Feyerabend a choisi d'exposer un point de vue radical, souvent qualifié de point de vue extrémiste, consistant à rejeter toute méthodologie prescriptive. Selon lui, la science a historiquement progressé en faisant usage de toutes les méthodes disponibles pour imposer une théorie ou une autre et si on tient à établir une règle méthodologique universellement valide, la seule qui est susceptible de convenir est l'anarchisme épistémologique ou dadaïsme désigné encore par la formule « tout est bon ».
Sokal et Bricmont
Dans Impostures Intellectuelles, les physiciens Alan Sokal et Jean Bricmont critiquent le réfutationnisme parce qu'il ne décrit pas la façon dont fonctionne la science. Ils affirment que les théories sont utilisées à cause de leurs succès, pas à cause des échecs de leurs concurrentes. Selon eux, les scientifiques considèrent qu'une théorie qui résiste à la réfutation est confirmée alors que Popper a toujours été opposé à la notion de confirmation ou même de probabilité d'une théorie des positivistes logiques comme Carnap.
Passeron
Jean-Claude Passeron soutient, dans son ouvrage Le raisonnement sociologique, que "la mise à l'épreuve empirique d'une proposition théorique ne peut jamais revêtir en sociologie la forme logique de la réfutation ("falsification") au sens poppérien". Il n'attaque donc pas le critère de réfutabilité en tant que tel, mais son applicabilité aux sciences sociales. Passeron estime que "l'universalité des propositions les plus générales de la sociologie est au mieux une "universalité numérique", jamais une "universalité logique au sens strict", selon la distinction poppérienne des deux sens logiques du "tous" employé dans les propositions universelles.".

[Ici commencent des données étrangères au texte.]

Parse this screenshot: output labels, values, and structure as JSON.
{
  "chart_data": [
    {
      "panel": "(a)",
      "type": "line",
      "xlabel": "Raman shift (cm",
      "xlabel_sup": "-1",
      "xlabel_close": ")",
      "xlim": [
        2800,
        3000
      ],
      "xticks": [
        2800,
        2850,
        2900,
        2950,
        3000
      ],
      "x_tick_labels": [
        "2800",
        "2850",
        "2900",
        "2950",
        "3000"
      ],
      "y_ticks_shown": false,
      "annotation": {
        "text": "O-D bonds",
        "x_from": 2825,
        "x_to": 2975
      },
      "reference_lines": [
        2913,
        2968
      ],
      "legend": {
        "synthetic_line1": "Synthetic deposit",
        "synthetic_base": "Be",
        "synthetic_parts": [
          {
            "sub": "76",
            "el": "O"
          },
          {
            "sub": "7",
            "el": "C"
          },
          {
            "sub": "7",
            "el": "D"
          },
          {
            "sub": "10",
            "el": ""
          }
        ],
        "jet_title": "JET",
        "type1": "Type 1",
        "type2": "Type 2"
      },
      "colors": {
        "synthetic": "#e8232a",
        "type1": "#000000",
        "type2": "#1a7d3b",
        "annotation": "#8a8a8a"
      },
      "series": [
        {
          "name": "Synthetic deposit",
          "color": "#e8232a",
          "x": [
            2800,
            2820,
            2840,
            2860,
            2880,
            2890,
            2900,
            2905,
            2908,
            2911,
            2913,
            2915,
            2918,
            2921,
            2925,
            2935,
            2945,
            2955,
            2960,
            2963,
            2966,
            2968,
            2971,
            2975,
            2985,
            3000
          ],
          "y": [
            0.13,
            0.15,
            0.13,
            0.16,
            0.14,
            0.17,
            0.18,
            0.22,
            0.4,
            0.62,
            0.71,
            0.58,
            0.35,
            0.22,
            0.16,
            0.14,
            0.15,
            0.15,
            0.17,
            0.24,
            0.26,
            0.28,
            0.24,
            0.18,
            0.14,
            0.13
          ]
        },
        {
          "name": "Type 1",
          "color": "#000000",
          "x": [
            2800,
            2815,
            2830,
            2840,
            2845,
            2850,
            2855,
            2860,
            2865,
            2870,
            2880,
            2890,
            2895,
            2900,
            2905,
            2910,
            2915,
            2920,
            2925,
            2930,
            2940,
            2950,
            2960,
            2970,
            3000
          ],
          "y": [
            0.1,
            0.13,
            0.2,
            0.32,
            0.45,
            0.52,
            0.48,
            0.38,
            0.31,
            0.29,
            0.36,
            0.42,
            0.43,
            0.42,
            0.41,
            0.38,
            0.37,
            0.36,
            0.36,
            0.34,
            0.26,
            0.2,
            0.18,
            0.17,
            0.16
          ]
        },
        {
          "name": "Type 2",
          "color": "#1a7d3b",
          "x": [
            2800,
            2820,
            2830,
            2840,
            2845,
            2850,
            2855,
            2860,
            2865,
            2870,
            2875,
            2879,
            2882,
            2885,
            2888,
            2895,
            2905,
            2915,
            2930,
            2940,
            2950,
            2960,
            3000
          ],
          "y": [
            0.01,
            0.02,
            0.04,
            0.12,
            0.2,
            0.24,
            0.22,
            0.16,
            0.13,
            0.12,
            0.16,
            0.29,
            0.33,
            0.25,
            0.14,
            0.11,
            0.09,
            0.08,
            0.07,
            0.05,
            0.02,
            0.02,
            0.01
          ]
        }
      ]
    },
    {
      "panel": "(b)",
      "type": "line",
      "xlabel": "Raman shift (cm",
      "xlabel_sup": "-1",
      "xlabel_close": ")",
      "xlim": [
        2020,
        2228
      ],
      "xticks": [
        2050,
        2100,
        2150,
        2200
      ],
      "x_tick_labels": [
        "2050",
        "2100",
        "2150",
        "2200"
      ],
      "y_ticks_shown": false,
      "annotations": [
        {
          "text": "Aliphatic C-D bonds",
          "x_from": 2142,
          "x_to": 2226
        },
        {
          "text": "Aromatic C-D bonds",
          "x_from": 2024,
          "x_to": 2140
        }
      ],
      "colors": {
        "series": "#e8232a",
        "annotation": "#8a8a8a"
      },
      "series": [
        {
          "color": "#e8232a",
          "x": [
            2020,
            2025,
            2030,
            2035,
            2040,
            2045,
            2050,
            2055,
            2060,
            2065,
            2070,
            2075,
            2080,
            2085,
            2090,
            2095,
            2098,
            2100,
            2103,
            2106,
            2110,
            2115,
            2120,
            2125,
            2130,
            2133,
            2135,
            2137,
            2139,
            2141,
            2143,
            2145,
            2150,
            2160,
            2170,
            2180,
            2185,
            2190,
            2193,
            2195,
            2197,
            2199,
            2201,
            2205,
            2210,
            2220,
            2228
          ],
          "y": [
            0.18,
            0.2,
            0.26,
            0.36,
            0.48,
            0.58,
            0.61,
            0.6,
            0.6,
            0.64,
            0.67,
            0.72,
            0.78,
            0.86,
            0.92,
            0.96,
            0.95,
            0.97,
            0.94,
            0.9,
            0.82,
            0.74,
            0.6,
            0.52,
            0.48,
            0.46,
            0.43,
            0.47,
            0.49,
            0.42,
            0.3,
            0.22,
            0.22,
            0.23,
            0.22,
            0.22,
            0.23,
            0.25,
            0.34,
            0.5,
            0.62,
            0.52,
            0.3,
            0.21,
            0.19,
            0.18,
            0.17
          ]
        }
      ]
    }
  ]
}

Passeron refuse de considérer la réfutabilité comme la seule forme possible d'épreuve empirique, qui mettrait la sociologie devant le dilemme poppérien, mortel pour sa scientificité, entre réfutabilité et exemplification. Il appelle à une revalorisation de l'exemplification empirique telle qu'elle est produite dans le cadre des méthodologies des sciences sociales .
Exemple
Karl Popper considérait initialement que la sélection naturelle n’était pas testable, mais s'est plus tard rétracté : « J'ai changé de point de vue sur la testabilité et le statut logique de la théorie de la sélection naturelle, et je suis heureux d'avoir l'opportunité de présenter une rétractation. » Dès lors, des moyens potentiels (indirects) de falsifier une ascendance commune ont été proposées par ses partisans. J. B. S. Haldane, lorsqu'on lui a demandé quelle preuve hypothétique pourrait réfuter l'évolution, a répondu : « lapins fossiles à l'ère précambrienne ».